Enabling Mutual TLS in ASP.NET Core
Configure Kestrel to require client certificates and validate them against a trusted Certificate Authority (CA). This ensures only authenticated clients can establish a connection.
// Program.cs (ASP.NET Core 6+)
var builder = WebApplication.CreateBuilder(args);
builder.WebHost.ConfigureKestrel(serverOptions =>
{
serverOptions.ListenAnyIP(5001, listenOptions =>
{
listenOptions.UseHttps(httpsOptions =>
{
httpsOptions.ServerCertificate = new X509Certificate2("server.pfx", "password");
httpsOptions.ClientCertificateMode = ClientCertificateMode.RequireCertificate;
httpsOptions.AllowedCipherSuites = new[]
{
TlsCipherSuite.TLS_ECDHE_RSA_WITH_AES_256_GCM_SHA384,
TlsCipherSuite.TLS_ECDHE_ECDSA_WITH_AES_128_GCM_SHA256
};
httpsOptions.ClientCertificateValidation = (cert, chain, errors) =>
{
// Additional custom validation can be added here
return errors == SslPolicyErrors.None;
};
});
});
});
var app = builder.Build();
app.MapGet("/", () => "Secure with mTLS");
app.Run();
Secure Deserialization Practices
Avoid BinaryFormatter for deserializing untrusted data. Use type-safe formats such as System.Text.Json with strict type constraints, or if you must use XML or JSON serialization, validate and restrict the allowed types.

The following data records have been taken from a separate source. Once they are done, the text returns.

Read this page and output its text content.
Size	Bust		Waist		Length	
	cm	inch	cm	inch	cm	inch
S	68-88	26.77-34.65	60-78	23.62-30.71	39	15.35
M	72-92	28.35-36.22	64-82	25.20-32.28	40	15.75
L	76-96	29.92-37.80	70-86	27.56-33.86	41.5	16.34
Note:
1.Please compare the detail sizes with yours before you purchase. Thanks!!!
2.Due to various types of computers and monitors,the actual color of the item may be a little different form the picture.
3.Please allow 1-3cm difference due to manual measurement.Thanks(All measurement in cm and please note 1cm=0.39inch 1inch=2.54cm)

// Safe deserialization with System.Text.Json
using System.Text.Json;
public class ReportRequest
{
public string ReportId { get; set; }
public string Format { get; set; }
}
app.MapPost("/api/report", (HttpRequest request) =>
{
using var reader = new StreamReader(request.Body);
string jsonBody = reader.ReadToEnd();
var options = new JsonSerializerOptions
{
TypeInfoResolver = new DefaultJsonTypeInfoResolver
{
Modifiers = { context => context.TypeInfo.Type.GetProperties().ToList().ForEach(p => p.IsRequired = true) }
}
};
try
{
var requestData = JsonSerializer.Deserialize<ReportRequest>(jsonBody, options);
// Process requestData safely
return Results.Ok(new { Message = "Report generated", Data = requestData });
}
catch (JsonException)
{
return Results.BadRequest("Invalid JSON format");
}
});
Input Validation and Integrity Checks
When deserialization is unavoidable, use signed tokens or envelope encryption to ensure data integrity. Validate all inputs against an allowlist and avoid dynamically loading assemblies based on deserialized data.
// Example of validating input schema before processing
app.MapPost("/api/submit", (SubmitModel model) =>
{
if (string.IsNullOrWhiteSpace(model.Type) || !new[] { "pdf", "csv" }.Contains(model.Type))
{
return Results.BadRequest("Invalid type specified");
}
// Proceed with safe processing
return Results.Ok();
});
public class SubmitModel
{
public string Type { get; set; }
public string Content { get; set; }
}
By combining mTLS for transport security with strict deserialization controls, ASP.NET applications can reduce the risk of insecure deserialization attacks. middleBrick scans validate that these practices are in place and highlight gaps where attackers could exploit unsafe deserialization despite encrypted transport.